Dr Winford James
trinicenter.com

Hochoy's Resignation

By Dr. Winford James
March 20, 2005


On Tuesday, January 25 this year, one week after the DAC's and his own defeat in the Tobago House of Assembly elections, political leader Hochoy Charles announced that he had 'sent in' his resignation and his party had rejected it. The next day, he explained in a telephone interview with a newspaper that convention required that 'once you are political leader and lose, you should send in your resignation.' But not surprisingly, the matter has gone with hardly any commentary in the Trinidad media.

A man who has been a senator, a minister in the national government, deputy Chairman of the THA, political leader of the Tobago NAR, Chief Secretary of the Tobago House of Assembly, minority leader of THA, and political leader of the revived DAC resigns, and the Trinidad media barely take notice. The resignation itself was unusual in our practice of politics and should have, by virtue of that fact alone, commanded widespread debate in what are misnamed our 'national media', but its importance was lost on our Trinidad commentators.

Had Panday or Manning resigned when their parties lost the general elections they did, the commentators would have doubtless got going, such is the trinicentrism of our polity. Indeed, even when they didn't, the commentaries flew left and right. The attitude is another in the long litany of disconnections between Trinidadian politics (sometimes mistakenly conceptualised as 'national' politics) and Tobagonian politics.

The Hochoy Charles resignation is worthy of widespread commentary for a number of reasons. First, it came when water more than flour. Charles had lost five elections - four as leader of the Tobago NAR and the other as the brandnew political leader of the DAC. It came not only after he had lost the Plymouth / Golden Lane seat in the recent THA elections but also after he had not won the Tobago West seat in the last general elections. The convention he invoked after the fifth and latest setback must have held after the previous setbacks, especially after those in which he was personally defeated, but he was not a believer then. What caused the conversion? Is the tradition of not budging after electoral defeat so strong (witness the cases of Manning and Panday) that he needed five damaging strikes to do the honourable thing?

A second reason for the need for widespread commentary is that it is Charles himself who announced both the resignation and its rejection by his party's executive. Astonishing! The political leader of a party resigns (or 'sends in' his resignation) and nobody else in the party can be found (not even the deputy political leader), or sees it as their duty, to come forward to both break the news and tell of the party's considered response to the development.
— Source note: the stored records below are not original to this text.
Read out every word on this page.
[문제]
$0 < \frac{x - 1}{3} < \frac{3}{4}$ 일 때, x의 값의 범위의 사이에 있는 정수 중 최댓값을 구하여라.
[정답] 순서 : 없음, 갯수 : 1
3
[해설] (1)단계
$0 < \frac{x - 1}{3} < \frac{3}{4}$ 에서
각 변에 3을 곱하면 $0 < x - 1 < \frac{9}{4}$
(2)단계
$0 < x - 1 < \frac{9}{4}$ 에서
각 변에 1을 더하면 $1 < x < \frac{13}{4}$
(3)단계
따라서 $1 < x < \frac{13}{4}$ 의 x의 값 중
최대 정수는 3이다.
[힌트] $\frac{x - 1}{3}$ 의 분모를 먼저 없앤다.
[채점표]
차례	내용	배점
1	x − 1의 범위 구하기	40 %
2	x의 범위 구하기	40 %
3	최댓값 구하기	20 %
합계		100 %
It is Charles himself who does, perpetuating the unhappy view of himself as the Voice of One - the Only One in the Hierarchy - and, consequently, of the party as being structureless from a democratic point of view.

A third reason is that we do not really know what he did when he announced his resignation. Had he resigned? Or, had he tendered his resignation? And, in respect of both scenarios, was he telling the truth? He is the one who informed us. You would expect that if a political leader resigned, the rest of the executive would discuss the resignation and either leave him be or beg him to come back. And you would expect that if he tendered (sent in?) his resignation, the rest of the executive would either accept it or reject it. What really happened?

The simple and uncomfortable answer is that we do not know. We have no copy of any tendered letter of resignation. We have no official besides Charles himself telling us he resigned. And we have no investigative journalist who has dug to find out.

All of which suggests an uncomfortable posturing on the part of Charles and vitiates the honour that is associated with his invocation of the convention of a political leader resigning after electoral defeat.

If you are going to resign, do so honourably!